PHILIPPE BACH
L'association «Grundrechte.ch1» (droits fondamentaux.ch) est l'une des organisatrices du Prix Big Brother. Fondée il y a deux ans, elle est en fait la nouvelle raison sociale du Comité contre l'Etat fouineur, né au lendemain de l'affaire des fiches – révélée en 1989 – et qui avait tenté en vain de mettre fin à ces pratiques de flicage en lançant une initiative populaire. Rencontre avec Catherine Weber, secrétaire syndicale au Syndicat des services publics (SSP-VPOD) et membre du comité de bénévoles animant l'association.
Quels sont les thèmes qui vous ont particulièrement occupés depuis votre fondation?
Catherine Weber: Nous nous sommes beaucoup investis sur la Loi sur la sécurité intérieure. Un texte qui pose énormément de problèmes puisqu'il autorise une série d'intrusions dans la sphère privée comme les écoutes téléphoniques. Pour l'heure, cette loi est retournée en commission grâce à une alliance entre la gauche et l'UDC. Mais il va falloir maintenir la pression.
Nous avons également consacré de gros efforts pour documenter les violations des droits fondamentaux dans le cadre de l'Euro 2008. Nous venons d'ailleurs d'éditer un numéro spécial de la revue Antidot2 consacré au fichage et à l'usage de cameras durant cette manifestation. Nous déplorons également que l'UEFA ait eu autant de facilités pour privatiser des pans entiers de l'espace public durant ce tournoi. Et enfin, cela a mis en évidence les liens entre les polices, qu'elles soient privées ou publiques, et l'armée.
Que pensez-vous du référendum contre le nouveau passeport biométrique, qui vient d'aboutir?
Nous l'avons soutenu activement en récoltant des signatures. Il n'a pas été lancé à notre initiative mais plutôt par des milieux soit opposés à l'Europe soit anti-américains.
Nous défendons une position qui consiste à dire: laissons le choix aux gens, n'imposons pas ce passeport.
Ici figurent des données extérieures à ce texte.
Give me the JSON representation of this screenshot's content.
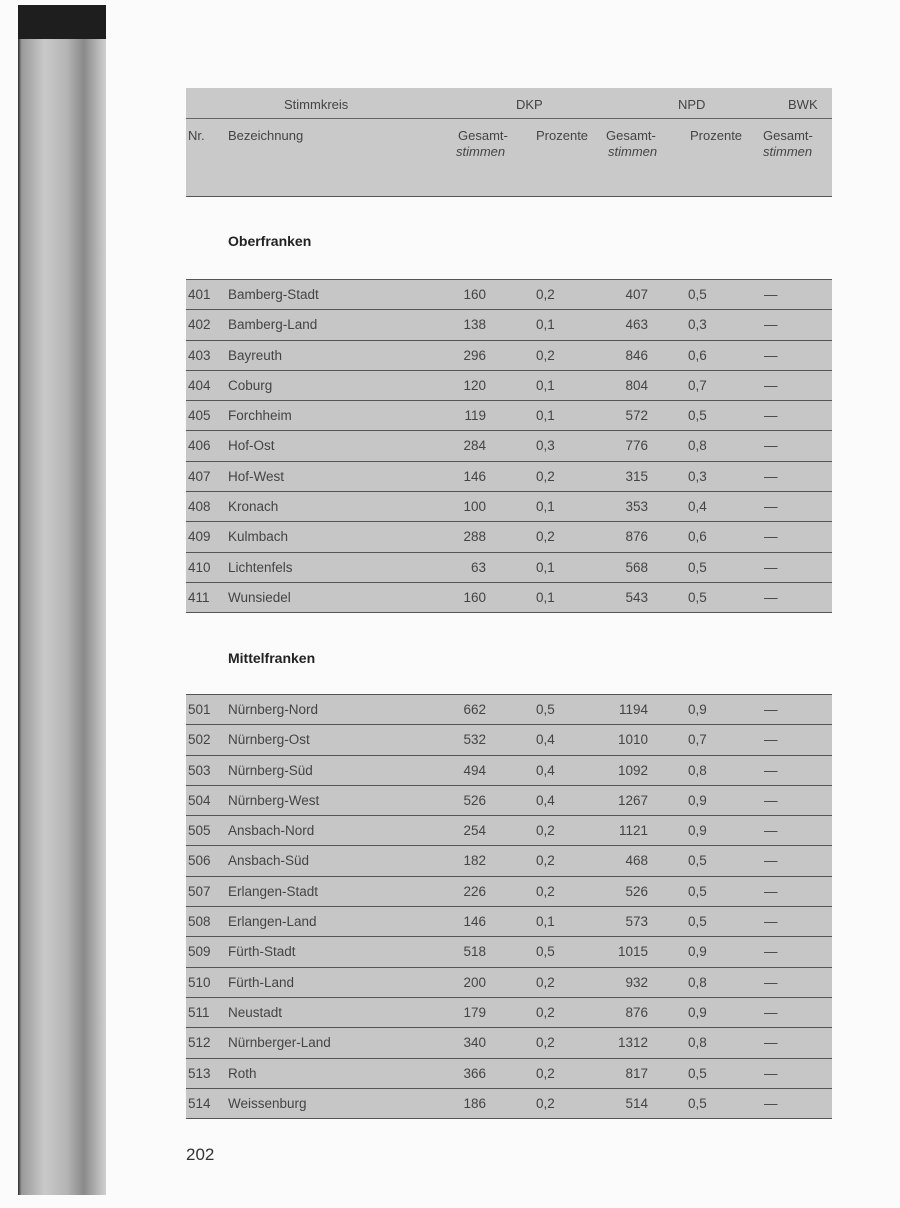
{
  "header": {
    "stimmkreis": "Stimmkreis",
    "dkp": "DKP",
    "npd": "NPD",
    "bwk": "BWK",
    "nr": "Nr.",
    "bezeichnung": "Bezeichnung",
    "gesamt1": "Gesamt-",
    "stimmen1": "stimmen",
    "prozente1": "Prozente",
    "gesamt2": "Gesamt-",
    "stimmen2": "stimmen",
    "prozente2": "Prozente",
    "gesamt3": "Gesamt-",
    "stimmen3": "stimmen"
  },
  "sections": [
    {
      "title": "Oberfranken",
      "rows": [
        [
          "401",
          "Bamberg-Stadt",
          "160",
          "0,2",
          "407",
          "0,5",
          "—"
        ],
        [
          "402",
          "Bamberg-Land",
          "138",
          "0,1",
          "463",
          "0,3",
          "—"
        ],
        [
          "403",
          "Bayreuth",
          "296",
          "0,2",
          "846",
          "0,6",
          "—"
        ],
        [
          "404",
          "Coburg",
          "120",
          "0,1",
          "804",
          "0,7",
          "—"
        ],
        [
          "405",
          "Forchheim",
          "119",
          "0,1",
          "572",
          "0,5",
          "—"
        ],
        [
          "406",
          "Hof-Ost",
          "284",
          "0,3",
          "776",
          "0,8",
          "—"
        ],
        [
          "407",
          "Hof-West",
          "146",
          "0,2",
          "315",
          "0,3",
          "—"
        ],
        [
          "408",
          "Kronach",
          "100",
          "0,1",
          "353",
          "0,4",
          "—"
        ],
        [
          "409",
          "Kulmbach",
          "288",
          "0,2",
          "876",
          "0,6",
          "—"
        ],
        [
          "410",
          "Lichtenfels",
          "63",
          "0,1",
          "568",
          "0,5",
          "—"
        ],
        [
          "411",
          "Wunsiedel",
          "160",
          "0,1",
          "543",
          "0,5",
          "—"
        ]
      ]
    },
    {
      "title": "Mittelfranken",
      "rows": [
        [
          "501",
          "Nürnberg-Nord",
          "662",
          "0,5",
          "1194",
          "0,9",
          "—"
        ],
        [
          "502",
          "Nürnberg-Ost",
          "532",
          "0,4",
          "1010",
          "0,7",
          "—"
        ],
        [
          "503",
          "Nürnberg-Süd",
          "494",
          "0,4",
          "1092",
          "0,8",
          "—"
        ],
        [
          "504",
          "Nürnberg-West",
          "526",
          "0,4",
          "1267",
          "0,9",
          "—"
        ],
        [
          "505",
          "Ansbach-Nord",
          "254",
          "0,2",
          "1121",
          "0,9",
          "—"
        ],
        [
          "506",
          "Ansbach-Süd",
          "182",
          "0,2",
          "468",
          "0,5",
          "—"
        ],
        [
          "507",
          "Erlangen-Stadt",
          "226",
          "0,2",
          "526",
          "0,5",
          "—"
        ],
        [
          "508",
          "Erlangen-Land",
          "146",
          "0,1",
          "573",
          "0,5",
          "—"
        ],
        [
          "509",
          "Fürth-Stadt",
          "518",
          "0,5",
          "1015",
          "0,9",
          "—"
        ],
        [
          "510",
          "Fürth-Land",
          "200",
          "0,2",
          "932",
          "0,8",
          "—"
        ],
        [
          "511",
          "Neustadt",
          "179",
          "0,2",
          "876",
          "0,9",
          "—"
        ],
        [
          "512",
          "Nürnberger-Land",
          "340",
          "0,2",
          "1312",
          "0,8",
          "—"
        ],
        [
          "513",
          "Roth",
          "366",
          "0,2",
          "817",
          "0,5",
          "—"
        ],
        [
          "514",
          "Weissenburg",
          "186",
          "0,2",
          "514",
          "0,5",
          "—"
        ]
      ]
    }
  ],
  "page_number": "202"
}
Ceux qui en ont besoin pour se rendre aux Etats-Unis doivent bien sûr pouvoir obtenir ce type de documents.
Maintenant qu'il a abouti, nos efforts vont porter sur la constitution d'un véritable comité unitaire de gauche pour défendre une position autonome de la droite, et plus particulièrement de l'UDC, dans le cadre de la campagne de votation.
Et à moyen terme, quelles seront vos autres priorités?
Nous allons mettre l'accent sur le problème de la vidéosurveillance sur la voie publique, qui prend de plus en plus d'importance. Et nous entendons également lutter contre les atteintes aux droits des jeunes. Il n'y a pas que le problème des moskitos (ces appareils émettant des ultrasons pour disperser les attroupements d'adolescents, ndlr). En Suisse alémanique, il y a par exemple dans certaines villes des couvre-feux qui sont imposés aux moins de 16 ans après 22h.
Nous continuons aussi à assister à une restriction du droit de manifester. Pour ce qui est de la construction de notre organisation, nous cherchons à jeter des ponts et à nouer davantage de contacts en Suisse romande et au Tessin. Mais cela suppose des efforts de traduction relativement importants de nos documents de travail.
Combien de membres compte «Grundrechte.ch»?
Environ 800. Nous nous sommes fixés comme objectif de passer le seuil des 1000 cotisants. Ce qui nous permettrait de nous doter d'une petite structure avec un permanent pour gérer l'association. Actuellement, tout est assumé à titre bénévole.
PROPOS RECUEILLIS PAR PBH
Note : 1Sur internet: www.grundrechte.ch (uniquement en allemand).
2«Euro 08 Versus Grundrechte», numéro spécial de la revue alémanique Antidot (www.antidot.ch).